My own grandmother was born in Lynchburg Virginia in 1894 and lived to be 98. Her father was in his fifties when she was born. He was born in 1842 and served in the 45th Virginia. She was desperate for him to tell her war stories but all he would tell her was how he was court martialed for trading his blanket to the Yankees for apple pies. The 45th was stationed on the defenses of Richmond, so I could see how some fraternization developed.

So I'm a handshake away from him. His wife was much younger, but she told my grandmother about her mother baking biscuits and her standing out by the front gate at age 7 or so with an apron full of biscuits. A column of soldiers marched by and each one picked a biscuit out of her apron.

The history of battles and grand strategy is fine, but I love the history of personal details.
 
Smokey Plainsman said:
Gang I was watching some films on YouTube of elderly peoples being interviewed in 1929. Well an unnamed man started to speak in the video and described his participation in the Battle of Wilson's Creek. Listen to what he has to say from the 1:14 minute mark in the video:

https://youtu.be/0FE30a4J38Q?t=1m14s

He describes how the Union General Nathaniel Lyon was killed by an "old fashioned horse pistol". Being as this battle took place in 1861, it is not surprising that old single shot horse pistols were still in use. As an enthusiast and researcher of such weapons, imagine my surprise to hear this account from an actual Civil War veteran. A very humbling experience to be sure. I own a Pedersoli made Harpers Ferry percussion conversion horse pistol and used to own an original 1842 Aston that I foolishly sold, and one day soon hope to replace.

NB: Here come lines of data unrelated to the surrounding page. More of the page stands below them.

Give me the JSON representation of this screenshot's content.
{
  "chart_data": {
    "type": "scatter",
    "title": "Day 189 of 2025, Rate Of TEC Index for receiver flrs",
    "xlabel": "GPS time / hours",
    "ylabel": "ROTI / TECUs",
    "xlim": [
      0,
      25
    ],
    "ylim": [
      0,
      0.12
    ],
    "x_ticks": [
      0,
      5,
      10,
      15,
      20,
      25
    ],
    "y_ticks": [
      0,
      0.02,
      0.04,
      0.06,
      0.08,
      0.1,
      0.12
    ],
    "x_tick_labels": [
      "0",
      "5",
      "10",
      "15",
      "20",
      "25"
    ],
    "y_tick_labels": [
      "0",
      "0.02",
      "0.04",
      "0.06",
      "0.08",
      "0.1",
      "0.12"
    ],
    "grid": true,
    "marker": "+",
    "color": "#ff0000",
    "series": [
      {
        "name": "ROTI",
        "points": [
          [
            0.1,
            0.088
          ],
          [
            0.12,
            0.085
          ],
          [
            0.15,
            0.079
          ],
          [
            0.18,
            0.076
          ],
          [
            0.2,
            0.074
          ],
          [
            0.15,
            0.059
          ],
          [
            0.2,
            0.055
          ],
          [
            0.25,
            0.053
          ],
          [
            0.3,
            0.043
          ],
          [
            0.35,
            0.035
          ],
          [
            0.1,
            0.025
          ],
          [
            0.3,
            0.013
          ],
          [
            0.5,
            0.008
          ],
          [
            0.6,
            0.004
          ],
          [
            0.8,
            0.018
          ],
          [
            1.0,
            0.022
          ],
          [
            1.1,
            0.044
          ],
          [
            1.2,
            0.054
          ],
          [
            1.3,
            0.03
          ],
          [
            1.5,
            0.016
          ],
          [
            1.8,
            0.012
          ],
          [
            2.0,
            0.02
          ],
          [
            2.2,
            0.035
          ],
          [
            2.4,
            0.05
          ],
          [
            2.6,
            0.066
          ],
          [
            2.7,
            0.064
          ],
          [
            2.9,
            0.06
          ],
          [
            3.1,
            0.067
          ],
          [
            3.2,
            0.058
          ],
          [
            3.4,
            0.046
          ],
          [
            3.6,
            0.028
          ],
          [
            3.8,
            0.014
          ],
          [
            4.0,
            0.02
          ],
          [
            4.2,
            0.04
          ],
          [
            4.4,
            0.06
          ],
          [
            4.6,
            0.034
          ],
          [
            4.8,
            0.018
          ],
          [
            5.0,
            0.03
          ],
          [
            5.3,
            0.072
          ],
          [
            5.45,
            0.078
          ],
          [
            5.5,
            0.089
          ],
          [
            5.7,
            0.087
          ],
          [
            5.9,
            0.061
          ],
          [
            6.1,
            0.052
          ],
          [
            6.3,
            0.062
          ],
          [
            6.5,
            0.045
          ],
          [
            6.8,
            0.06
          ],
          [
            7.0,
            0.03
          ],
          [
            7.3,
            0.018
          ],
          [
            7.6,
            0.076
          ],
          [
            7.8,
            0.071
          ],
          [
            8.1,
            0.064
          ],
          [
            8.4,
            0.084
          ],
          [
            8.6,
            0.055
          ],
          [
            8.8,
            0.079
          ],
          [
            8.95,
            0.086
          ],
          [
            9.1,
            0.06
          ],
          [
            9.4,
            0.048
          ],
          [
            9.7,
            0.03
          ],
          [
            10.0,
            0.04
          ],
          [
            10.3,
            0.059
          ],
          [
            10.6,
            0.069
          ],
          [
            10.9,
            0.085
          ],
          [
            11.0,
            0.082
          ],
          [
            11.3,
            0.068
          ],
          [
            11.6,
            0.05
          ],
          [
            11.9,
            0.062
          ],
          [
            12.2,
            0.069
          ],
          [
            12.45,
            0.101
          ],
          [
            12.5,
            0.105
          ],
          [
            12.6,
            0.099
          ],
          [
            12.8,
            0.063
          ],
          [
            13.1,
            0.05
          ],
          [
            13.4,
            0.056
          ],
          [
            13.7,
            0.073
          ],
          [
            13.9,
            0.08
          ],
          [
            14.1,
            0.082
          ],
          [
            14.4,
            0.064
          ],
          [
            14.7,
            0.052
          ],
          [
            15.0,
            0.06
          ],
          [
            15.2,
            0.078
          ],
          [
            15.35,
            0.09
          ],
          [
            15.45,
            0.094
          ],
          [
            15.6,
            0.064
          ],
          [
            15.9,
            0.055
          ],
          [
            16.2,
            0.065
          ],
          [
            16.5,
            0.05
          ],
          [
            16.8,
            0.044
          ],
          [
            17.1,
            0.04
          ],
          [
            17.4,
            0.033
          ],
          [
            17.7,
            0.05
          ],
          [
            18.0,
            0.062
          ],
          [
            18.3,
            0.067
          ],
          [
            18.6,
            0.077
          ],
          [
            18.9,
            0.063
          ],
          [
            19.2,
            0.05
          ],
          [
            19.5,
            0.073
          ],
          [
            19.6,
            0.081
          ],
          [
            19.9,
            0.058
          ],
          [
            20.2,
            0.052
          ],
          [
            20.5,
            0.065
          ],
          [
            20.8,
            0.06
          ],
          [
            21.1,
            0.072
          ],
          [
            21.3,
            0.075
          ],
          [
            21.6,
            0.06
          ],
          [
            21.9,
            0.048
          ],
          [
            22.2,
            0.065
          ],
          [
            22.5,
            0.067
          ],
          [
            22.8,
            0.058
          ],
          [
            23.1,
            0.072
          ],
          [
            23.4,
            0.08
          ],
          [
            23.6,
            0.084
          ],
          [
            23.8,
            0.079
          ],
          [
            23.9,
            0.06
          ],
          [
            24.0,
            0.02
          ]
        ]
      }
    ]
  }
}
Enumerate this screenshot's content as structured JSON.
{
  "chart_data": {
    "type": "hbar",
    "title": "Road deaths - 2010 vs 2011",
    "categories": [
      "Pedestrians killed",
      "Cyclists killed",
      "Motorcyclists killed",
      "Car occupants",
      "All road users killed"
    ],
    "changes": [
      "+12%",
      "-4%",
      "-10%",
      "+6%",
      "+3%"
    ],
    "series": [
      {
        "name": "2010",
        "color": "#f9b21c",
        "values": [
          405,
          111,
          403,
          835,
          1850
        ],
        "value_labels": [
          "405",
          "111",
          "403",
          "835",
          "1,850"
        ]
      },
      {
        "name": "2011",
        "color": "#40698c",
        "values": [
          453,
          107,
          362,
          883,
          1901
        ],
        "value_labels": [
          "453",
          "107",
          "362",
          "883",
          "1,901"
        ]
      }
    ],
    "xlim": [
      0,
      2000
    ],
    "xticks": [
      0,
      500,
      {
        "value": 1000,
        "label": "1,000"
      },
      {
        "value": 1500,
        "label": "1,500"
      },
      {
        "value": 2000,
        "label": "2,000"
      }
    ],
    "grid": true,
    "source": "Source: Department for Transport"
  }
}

Just thought you all might be interested in this. What a great collection of films, that we can hear the actual voices of these veterans and their stories is astounding.

Take care! :)

-Smokey P.

My grandfather 1895-1978 would tell my dad stories of his aunts husband who he talked with as a child. He (my granddads Uncle) had been wounded in the foot with a mini-ball at Shiloh. All I know is his name and he was in a Ohio unit. Grandad said his Uncle walked with a limp and a cane brought on by the wound.He is buried with my Great, Great Aunt not far from where I live. Man, how I wish as a child I had sat and talked to my Grandfather.I can only imagine the things he could tell me about my Great,Great,Uncle. I was 14 when he passed so I would have been old enough to understand, but I was a stupid kid. My Great Aunt(1898) was given his powder flask by his widow before she died. My father has it now. I am only 55, but it is amazing to think about in my lifetime people were still around that lived through the war as children.
 
rather off topic. I love the old movies and recordings. But most of all, I like seeing the gestures, mannerisms and hearing the speech patterns of famous folks in history. I can just barely remember sitting on my grandmother's lap and seeing Robert Frost recite The road not taken on the today show. A movie of Teddy Roosevelt, or other famous people.